Reading a President's Reading List

Each August, as Americans traipse off to the beach bearing bottles of suntan lotion and piles of towels, many bring along some casual “beach reading.”

In staid Washington, where even fun can be rather serious, a different sort of reading list makes the rounds. Everyone wants to know what words may influence the leader of the free world, so this year, as in seasons past, the media have eagerly dug into President Obama’s own three-book list, eager to uncover any treasures of thought in the summer sand. They haven’t found much to go on.

For prophetically inclined politicos, scrutinizing his choices for any hints of policy, Obama’s book-leaves have always been a tad difficult to read. Rather than embarking on an ambitious list of biographies or histories on his vacation, Obama instead picked up three works of fiction in a Martha’s Vineyard bookstore, along with some classics for his kids.

As an augur of future policies, his selections are rather opaque: Is he possibly concerned about dysfunction in American families (Harding’s Tinkers)? Contemplating the death tax (Leithauser’s A Few Corrections)? Snubbing the Bush-Cheney Administrations (Franzen’s Freedom)?

August 2009 was equally unilluminating. Aside from another novel (Plainsong) and the predictable summer fare (a detective thriller), Obama’s only book of any real note was Thomas Friedman’s Hot, Flat, and Crowded. All indications to the contrary, Hot, Flat, and Crowded isn’t a polemic on visiting the Jersey Shore; it’s a call to environmental revolution. But there were no portents here; we can’t even blame Friedman for the green-jobs debacle, since Obama was already promoting it in 2008.

Cartoon courtesy of Brett Noel

It’s questionable what, if anything, parsing these summer reads can tell us. The annual vacation list is a bit of a Rorschach test—a lot of ink upon which any view can be projected. A President’s choices are analyzed and decoded with the hair-splitting detail of The New York Times Book Review, but to little effect.
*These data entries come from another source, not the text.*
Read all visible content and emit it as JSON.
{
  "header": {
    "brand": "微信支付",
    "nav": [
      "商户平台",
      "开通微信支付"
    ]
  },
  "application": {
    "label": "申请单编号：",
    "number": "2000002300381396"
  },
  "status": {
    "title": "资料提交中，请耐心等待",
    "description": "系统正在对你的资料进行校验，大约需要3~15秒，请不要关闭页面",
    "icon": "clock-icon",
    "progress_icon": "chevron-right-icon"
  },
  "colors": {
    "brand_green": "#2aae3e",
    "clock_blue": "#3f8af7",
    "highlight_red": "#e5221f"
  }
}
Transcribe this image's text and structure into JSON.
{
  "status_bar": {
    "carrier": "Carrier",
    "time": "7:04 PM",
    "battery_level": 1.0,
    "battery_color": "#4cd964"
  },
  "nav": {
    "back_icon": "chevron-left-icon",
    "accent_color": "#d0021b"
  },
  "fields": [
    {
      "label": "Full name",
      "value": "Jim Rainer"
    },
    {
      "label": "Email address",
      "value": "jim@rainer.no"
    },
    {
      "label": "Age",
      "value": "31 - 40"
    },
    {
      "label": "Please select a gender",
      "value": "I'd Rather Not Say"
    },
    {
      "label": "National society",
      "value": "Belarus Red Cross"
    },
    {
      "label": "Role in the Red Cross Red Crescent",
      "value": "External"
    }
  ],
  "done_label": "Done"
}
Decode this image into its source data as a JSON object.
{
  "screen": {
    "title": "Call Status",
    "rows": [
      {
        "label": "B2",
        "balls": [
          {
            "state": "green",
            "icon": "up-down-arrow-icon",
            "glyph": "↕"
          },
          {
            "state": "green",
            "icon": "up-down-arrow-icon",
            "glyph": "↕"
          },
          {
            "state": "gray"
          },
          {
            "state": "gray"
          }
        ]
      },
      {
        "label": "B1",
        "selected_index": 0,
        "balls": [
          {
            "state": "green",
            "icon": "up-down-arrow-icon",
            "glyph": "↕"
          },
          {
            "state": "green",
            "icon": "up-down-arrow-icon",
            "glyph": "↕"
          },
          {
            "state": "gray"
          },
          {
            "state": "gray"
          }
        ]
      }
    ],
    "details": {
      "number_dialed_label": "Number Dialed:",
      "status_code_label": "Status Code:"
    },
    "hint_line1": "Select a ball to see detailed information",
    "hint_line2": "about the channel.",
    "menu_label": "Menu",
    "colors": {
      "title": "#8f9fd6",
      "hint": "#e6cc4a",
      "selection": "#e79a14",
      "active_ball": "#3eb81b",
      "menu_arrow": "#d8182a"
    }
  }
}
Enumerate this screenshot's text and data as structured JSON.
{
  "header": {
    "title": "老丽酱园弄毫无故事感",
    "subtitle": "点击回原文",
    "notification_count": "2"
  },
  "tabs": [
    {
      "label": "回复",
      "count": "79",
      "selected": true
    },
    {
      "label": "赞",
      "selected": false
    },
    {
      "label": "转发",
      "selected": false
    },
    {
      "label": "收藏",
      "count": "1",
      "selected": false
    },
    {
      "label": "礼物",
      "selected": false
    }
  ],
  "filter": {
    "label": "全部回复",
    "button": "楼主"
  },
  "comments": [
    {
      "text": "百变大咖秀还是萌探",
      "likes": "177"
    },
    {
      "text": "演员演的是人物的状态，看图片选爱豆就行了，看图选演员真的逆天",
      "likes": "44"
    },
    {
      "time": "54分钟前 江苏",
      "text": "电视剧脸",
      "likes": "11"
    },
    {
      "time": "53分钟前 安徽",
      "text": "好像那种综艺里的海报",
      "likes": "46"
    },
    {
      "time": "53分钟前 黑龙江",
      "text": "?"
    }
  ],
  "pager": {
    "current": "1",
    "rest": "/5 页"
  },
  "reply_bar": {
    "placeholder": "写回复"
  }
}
What to make, for instance, of the fact that Presidents Obama and George W. Bush have fallen under some of the same literary influences? They share common favorites, among them Doris Kearns Goodwin’s Team of Rivals on the Lincoln cabinet, the Bible, Shakespeare, and books by David Halberstam (famous for his histories of the Korea and Vietnam conflicts).

Like Kennedy and his Ian Fleming novels before them, both men also enjoy crime thrillers, with Obama favoring George Pelecanos and Bush turning to Daniel Silva and Secret Service favorite Vince Flynn.

But President Obama, unlike Bush, gets plenty of credit for being “caught reading,” as the popular ads have it, while Bush’s choices have rated little more than contempt. Despite the fact that Bush is an avid reader, devouring 95 books in 2006 alone, Obama is hailed as the hero of the literati.

Perhaps no list, however long, can convince liberals that anyone with whom they disagree is educated, as the educated classes are defined by agreement. When Bush, frequently accused of favoring Americans in his foreign policy (a common flaw among the Republicans), read outside the American oeuvre, he was roundly snubbed. Slate columnist John Dickerson sneered upon hearing that Bush was reading Nobel Prize-winning author Albert Camus, “George Bush reading a French Existentialist is like Obama reading a Cabela’s catalog.”

The New Yorker offered a job evaluation in their response, complaining, oddly for a magazine devoted to literature, that reading Camus was a waste of presidential time—shouldn’t he be attending to real world problems? Washington Post columnist Richard Cohen found the idea of a Yale and Harvard alum reading French Existentialism funny: “Maybe this is what happens when you have to give up jogging.” These same voices of complaint were silent when Obama embarked on three novels this summer, or was seen toting a copy of The Post-American World during the 2008 campaign.

Even authors profiting from presidential attention snubbed book-worm Bush. When the President read Salt: A World History, an account of a commodity once as precious as oil, it momentarily slipped author Mark Kurlansky’s mind that the most influential man in the world was considering his ideas. He told The New York Times, “My first reaction was, ‘Oh, he reads books?'”

For Bush, there were no cheers for reading (and thus promoting) great histories or literature, no acknowledgement by his critics that great writing may enrich our understanding of our lives and our world.

Ultimately, such prejudiced critiques of presidential reading miss the point. The most intriguing aspect of the summer list is not what it indicates about any particular American President—after all, there’s no guarantee he’ll even get through those hundreds of pages while on “vacation” and running the free world—but about America. A leader who publicly defines him or herself through books reflects the intrinsically American message that literacy is important, and that reading matters.

Most of our Presidents have been great readers. Thomas Jefferson collected enough books to start the Library of Congress, Teddy Roosevelt famously read a book each day before breakfast, and Abe Lincoln poured over lessons in his precious volumes by candlelight. It is perhaps more important that our Presidents read publicly, than any list of what they’re reading. We are a nation of learners and strivers, a land with equal opportunity for those who work hard, study hard, and read.